In both studies complete clearance rates were significantly higher (P<.019 both studies) with imiquimod cream 3.75% compared with placebo at weeks 10 through 16 (EOS). In study 2, complete clearance rates were significantly higher (P<.049) with imiquimod cream 2.5% compared to placebo from week 14 to week 16 (EOS). Complete clearance rates were highest in participants treated with imiquimod cream 3.75% who had EGWs in the perianal region or on the glans penis (28.6% and 33.3%, respectively); however, the number of participants in both groups was relatively small.
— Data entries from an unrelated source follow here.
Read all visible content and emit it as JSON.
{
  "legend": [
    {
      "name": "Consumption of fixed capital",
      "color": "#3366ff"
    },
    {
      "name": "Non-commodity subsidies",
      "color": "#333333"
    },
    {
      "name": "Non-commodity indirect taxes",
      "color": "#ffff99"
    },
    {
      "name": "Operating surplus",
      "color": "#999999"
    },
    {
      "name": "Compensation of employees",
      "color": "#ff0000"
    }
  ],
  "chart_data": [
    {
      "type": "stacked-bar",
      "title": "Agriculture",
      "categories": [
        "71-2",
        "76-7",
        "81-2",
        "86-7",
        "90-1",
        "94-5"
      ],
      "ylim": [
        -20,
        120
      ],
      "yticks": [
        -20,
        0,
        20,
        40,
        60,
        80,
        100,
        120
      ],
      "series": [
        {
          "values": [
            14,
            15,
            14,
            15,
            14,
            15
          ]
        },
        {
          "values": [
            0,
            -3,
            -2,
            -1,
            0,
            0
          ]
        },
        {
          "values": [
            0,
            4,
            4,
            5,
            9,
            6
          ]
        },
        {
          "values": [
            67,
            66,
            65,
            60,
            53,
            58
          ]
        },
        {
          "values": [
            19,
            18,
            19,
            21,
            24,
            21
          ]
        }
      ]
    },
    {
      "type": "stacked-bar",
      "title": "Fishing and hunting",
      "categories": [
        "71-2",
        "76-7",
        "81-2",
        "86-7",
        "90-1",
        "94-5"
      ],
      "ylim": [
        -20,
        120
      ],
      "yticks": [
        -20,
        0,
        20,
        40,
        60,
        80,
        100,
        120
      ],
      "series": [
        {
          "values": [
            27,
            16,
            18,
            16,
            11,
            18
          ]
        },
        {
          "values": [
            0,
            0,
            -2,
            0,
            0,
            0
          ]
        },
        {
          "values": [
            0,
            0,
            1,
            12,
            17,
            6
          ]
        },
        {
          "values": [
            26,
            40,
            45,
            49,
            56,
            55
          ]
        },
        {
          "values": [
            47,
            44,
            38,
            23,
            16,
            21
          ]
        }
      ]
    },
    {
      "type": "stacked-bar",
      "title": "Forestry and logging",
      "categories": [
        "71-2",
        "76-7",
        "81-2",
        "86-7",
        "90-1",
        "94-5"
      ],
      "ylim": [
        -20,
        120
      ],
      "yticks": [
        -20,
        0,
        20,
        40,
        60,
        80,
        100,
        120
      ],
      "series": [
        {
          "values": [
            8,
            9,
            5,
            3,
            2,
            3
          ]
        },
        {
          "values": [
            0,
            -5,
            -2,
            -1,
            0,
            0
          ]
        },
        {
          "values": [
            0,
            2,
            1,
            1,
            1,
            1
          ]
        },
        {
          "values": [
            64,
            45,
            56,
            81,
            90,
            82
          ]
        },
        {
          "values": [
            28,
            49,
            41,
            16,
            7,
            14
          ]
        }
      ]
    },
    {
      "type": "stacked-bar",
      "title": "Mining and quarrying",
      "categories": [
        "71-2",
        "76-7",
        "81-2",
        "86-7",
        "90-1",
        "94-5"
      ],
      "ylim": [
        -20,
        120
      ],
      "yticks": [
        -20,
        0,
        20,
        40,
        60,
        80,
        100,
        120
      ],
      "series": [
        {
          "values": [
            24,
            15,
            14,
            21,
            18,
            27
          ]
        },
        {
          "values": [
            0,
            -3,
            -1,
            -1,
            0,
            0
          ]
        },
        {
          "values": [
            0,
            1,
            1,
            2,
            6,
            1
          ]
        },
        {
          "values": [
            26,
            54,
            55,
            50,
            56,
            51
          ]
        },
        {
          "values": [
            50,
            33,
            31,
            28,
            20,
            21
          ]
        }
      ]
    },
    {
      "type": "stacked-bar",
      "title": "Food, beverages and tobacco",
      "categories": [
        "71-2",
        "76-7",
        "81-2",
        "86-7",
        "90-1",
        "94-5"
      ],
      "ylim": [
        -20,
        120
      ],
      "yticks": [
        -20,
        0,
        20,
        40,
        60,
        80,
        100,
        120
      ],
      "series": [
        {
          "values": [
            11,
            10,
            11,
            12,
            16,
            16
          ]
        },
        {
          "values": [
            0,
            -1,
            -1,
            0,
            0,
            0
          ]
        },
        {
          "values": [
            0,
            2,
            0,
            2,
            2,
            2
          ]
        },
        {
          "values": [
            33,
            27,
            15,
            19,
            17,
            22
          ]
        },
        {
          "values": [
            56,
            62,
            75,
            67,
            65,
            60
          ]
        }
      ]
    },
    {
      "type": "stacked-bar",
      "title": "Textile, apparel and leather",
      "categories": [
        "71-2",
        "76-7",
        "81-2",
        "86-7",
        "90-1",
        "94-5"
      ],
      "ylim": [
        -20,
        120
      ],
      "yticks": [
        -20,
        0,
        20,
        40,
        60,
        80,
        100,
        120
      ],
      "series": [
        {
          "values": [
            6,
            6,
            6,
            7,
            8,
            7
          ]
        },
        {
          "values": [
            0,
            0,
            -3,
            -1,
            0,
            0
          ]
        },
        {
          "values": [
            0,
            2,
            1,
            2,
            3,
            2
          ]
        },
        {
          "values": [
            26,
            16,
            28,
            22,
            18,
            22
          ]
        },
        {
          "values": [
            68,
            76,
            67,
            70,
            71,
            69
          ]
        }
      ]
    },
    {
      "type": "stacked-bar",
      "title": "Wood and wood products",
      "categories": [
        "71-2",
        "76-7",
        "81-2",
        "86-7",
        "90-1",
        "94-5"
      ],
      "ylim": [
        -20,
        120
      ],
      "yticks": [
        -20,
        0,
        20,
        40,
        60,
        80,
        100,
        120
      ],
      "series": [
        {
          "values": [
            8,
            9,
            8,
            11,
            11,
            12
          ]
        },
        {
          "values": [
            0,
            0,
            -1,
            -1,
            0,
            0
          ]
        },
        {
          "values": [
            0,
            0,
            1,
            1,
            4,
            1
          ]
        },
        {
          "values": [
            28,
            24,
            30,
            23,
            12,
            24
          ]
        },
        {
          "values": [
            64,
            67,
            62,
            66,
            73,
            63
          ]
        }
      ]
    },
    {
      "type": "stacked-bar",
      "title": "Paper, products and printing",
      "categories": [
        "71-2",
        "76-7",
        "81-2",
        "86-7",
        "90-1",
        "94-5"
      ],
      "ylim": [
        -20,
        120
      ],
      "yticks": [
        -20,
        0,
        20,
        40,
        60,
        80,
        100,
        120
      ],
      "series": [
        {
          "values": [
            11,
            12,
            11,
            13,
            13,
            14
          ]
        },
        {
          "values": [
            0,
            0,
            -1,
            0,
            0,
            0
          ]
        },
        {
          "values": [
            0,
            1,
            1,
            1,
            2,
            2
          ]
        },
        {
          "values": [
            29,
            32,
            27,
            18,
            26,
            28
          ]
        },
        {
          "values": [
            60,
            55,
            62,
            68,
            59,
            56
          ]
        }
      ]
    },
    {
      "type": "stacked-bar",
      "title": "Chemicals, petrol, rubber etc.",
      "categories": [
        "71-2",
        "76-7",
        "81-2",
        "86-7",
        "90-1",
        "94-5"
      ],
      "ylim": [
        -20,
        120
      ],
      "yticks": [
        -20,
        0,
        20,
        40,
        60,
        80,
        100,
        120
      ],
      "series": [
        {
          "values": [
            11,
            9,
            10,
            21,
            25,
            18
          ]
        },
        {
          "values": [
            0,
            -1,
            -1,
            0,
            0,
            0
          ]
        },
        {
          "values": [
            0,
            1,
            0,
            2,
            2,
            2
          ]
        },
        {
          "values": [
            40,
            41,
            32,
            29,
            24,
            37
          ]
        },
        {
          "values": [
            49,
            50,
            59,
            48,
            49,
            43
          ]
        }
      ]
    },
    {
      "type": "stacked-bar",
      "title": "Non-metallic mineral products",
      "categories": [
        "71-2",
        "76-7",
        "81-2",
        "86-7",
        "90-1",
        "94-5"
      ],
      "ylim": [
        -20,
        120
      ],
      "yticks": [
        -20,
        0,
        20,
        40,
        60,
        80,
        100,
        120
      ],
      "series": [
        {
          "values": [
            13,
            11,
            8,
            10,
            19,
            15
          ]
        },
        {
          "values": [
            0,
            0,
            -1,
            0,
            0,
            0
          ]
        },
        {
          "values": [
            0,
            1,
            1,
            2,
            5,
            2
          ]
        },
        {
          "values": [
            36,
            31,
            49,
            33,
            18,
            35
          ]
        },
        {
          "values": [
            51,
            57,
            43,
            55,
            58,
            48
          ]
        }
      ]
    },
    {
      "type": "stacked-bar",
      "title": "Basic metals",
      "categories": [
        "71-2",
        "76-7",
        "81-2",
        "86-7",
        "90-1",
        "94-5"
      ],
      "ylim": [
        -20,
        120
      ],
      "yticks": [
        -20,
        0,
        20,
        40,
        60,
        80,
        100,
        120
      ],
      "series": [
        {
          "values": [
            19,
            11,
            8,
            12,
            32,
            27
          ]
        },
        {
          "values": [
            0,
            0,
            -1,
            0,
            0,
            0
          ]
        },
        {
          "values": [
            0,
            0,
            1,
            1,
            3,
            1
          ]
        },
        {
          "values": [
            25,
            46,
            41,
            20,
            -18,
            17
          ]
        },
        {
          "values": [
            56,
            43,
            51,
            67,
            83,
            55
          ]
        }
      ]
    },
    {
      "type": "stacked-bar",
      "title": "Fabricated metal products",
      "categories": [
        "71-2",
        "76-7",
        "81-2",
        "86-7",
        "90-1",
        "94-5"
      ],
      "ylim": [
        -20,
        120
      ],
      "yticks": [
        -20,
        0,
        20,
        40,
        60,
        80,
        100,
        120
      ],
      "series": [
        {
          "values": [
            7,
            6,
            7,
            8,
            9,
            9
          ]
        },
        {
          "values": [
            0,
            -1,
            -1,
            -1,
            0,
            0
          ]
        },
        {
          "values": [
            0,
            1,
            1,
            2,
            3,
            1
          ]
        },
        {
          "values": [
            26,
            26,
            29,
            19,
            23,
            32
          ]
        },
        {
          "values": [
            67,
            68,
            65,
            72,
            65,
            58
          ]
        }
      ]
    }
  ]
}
Overall, 18.8% of participants took rest periods. Complete clearance rates were higher in men who took a rest period (26.5% and 27.3% for imiquimod cream 3.75% and 2.5%, respectively), perhaps reflecting a more brisk immunological response. The frequency, duration, and number of dosing days prior to the rest period were similar in the active treatment groups and lower in the placebo group.

There was a tendency for older participants 
(ie, >35 years) and those with lower baseline EGW counts (ie, ≤7) to respond better. Participants treated with imiquimod cream 3.75% also tended to respond best to treatment when only 1 anatomic area was affected.

Secondary Efficacy End Points

The proportion of male participants with at least a 75% reduction in EGW count from baseline at EOS was statistically superior with imiquimod 3.75% compared to 
placebo in study 1 and study 2 (P=.001 and P=.008, respectively). Statistical superiority also was apparent with imiquimod cream 2.5% versus placebo in study 2 (P=.013). Overall, 20.2% 
(18.1% study 1 and 22.4% study 2) and 27.3% (30.5% study 1 and 23.9% study 2) of participants achieved 
at least a 75% reduction in wart count at EOS with imiquimod cream 2.5% and 3.75%, respectively (pooled data).

Percentage change in EGW count from baseline at EOS was 35.8% and 24.1% with imiquimod cream 3.75% in study 1 and study 2, respectively, both significantly better than placebo (P=.002 and P=.011, respectively). Change in EGW count following treatment with imiquimod cream 2.5% was only significant in study 2 (P=.001).